I’m betting you can relate to an experience that I have had many times. Let’s say you’re home for the day and you’re feeling zombified. Between chores or phone calls or episodes of something questionable on Netflix, you lumber into the kitchen, muttering and dazed with hunger. To the outside observer, you are one of the walking dead. Your mind holds one thought: “Snaaaaaaaaacks!” Your shambling gait is stopped cold when your eyes meet an uncomfortable truth. The sink is still full from the last time you had a proper meal because you were too tired or forlorn to deal with them at the time.
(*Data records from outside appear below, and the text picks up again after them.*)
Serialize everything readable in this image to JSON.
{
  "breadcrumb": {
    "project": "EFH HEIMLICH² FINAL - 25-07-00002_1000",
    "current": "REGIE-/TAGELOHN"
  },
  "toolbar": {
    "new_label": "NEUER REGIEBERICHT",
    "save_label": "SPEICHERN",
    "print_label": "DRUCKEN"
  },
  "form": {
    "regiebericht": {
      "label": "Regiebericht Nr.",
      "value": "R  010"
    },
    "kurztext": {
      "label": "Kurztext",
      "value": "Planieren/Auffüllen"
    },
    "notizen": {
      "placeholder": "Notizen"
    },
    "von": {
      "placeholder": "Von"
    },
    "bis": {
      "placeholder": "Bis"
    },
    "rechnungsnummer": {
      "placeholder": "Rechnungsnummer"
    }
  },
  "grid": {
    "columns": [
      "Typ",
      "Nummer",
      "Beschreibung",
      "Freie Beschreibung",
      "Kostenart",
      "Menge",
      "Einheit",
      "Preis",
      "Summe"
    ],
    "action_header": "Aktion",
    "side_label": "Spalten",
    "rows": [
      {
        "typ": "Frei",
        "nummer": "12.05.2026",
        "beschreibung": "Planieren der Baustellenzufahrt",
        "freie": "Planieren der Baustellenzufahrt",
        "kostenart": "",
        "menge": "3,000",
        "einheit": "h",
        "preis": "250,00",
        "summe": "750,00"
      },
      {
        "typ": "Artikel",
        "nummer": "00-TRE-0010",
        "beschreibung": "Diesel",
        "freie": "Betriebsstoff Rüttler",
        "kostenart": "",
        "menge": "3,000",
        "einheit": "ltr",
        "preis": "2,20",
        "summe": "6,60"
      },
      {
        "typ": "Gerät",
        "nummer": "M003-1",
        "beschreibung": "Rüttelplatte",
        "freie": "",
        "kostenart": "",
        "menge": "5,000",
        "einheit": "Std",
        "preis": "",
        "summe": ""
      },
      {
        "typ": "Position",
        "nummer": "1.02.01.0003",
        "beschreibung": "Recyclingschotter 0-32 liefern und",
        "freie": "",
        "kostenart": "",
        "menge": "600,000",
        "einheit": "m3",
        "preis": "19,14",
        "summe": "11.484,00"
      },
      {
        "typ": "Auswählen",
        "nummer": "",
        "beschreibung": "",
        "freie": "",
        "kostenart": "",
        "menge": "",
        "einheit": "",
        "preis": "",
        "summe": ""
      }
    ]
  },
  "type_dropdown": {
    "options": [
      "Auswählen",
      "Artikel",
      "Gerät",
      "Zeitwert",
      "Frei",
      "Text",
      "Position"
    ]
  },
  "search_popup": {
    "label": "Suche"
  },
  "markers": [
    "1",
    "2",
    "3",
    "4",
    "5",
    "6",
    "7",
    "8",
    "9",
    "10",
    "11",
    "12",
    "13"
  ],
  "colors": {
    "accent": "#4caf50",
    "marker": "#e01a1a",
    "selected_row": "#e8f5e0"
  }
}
 Bad zombie. No snack for you.

 This is not everyone’s experience. Who you are and how you’re feeling determine how you respond to this situation. This is another example of how your perception and bias create your reality. If you can see clearly, what you’re looking at is a brief period of scrubbing and putting away. If you’re in the grip of the Curse, you see an Herculean ordeal. The dishes seem endless, towering over the sink, marinating in bilge water and attracting flies. They become symbolic of your entire life and the echo chamber switches on until you feel completely overwhelmed by something that only requires a little of your attention. You can’t muster the juice to dive in, and feeling defeated, you stumble toward the pantry looking for comfort food.

 A lot of people don’t have this problem. They just do the dishes when they’re done and the problem goes away. This kind of obstacle makes no sense at all to them. The good news is you can become one of those people even with years of inertia in the way.  There was a time when I would leave the dishes long enough to invite frogs to lay eggs. Now I know something’s wrong if I take more than an hour to deal with it. Stage magicians refer to this kind of thing as a “tell,” and they know how a trick works by noticing them. By watching myself, I notice the tricks of my mind as they manifest in my behavior. With focus,  I can then make an informed choice and modify my actions to steer away from the dead-end repetition of the past.

 Here is the truth, as annoying as it may be: things do get easier through practice, and only through practice. The opposite of habit is novelty, which breaks you out of stagnation. When you introduce a new activity, it may be exciting or frightening depending on your temperament. The first time you do anything is mysterious, perhaps downright awkward. There is such a thing as beginner’s luck, but that tends to land on those who were already invested in success. Hesitation is understandable in those first few steps of a thousand mile journey, but you soon find that one foot fits in front of the other just fine.

 The tired old jingle of your dying bad habit is soon displaced by the rhythm of a new practice, which itself becomes habit in time. The difference between good and bad habits comes not from morality but from experience. The habits that serve you will charge your batteries and create momentum and opportunity. Those you slog through out of obligation or self-punishment will drain you like a starving mosquito. There is a period of resistance and frustration that lasts until you’ve logged enough practice to gain traction. Like the first shoots in a germinating seed, you’ve got to push through.  Give a new habit at least 72 hours. Three days in a row, and then 3 weeks. Eventually you’ll stop counting and it will just be who you are now.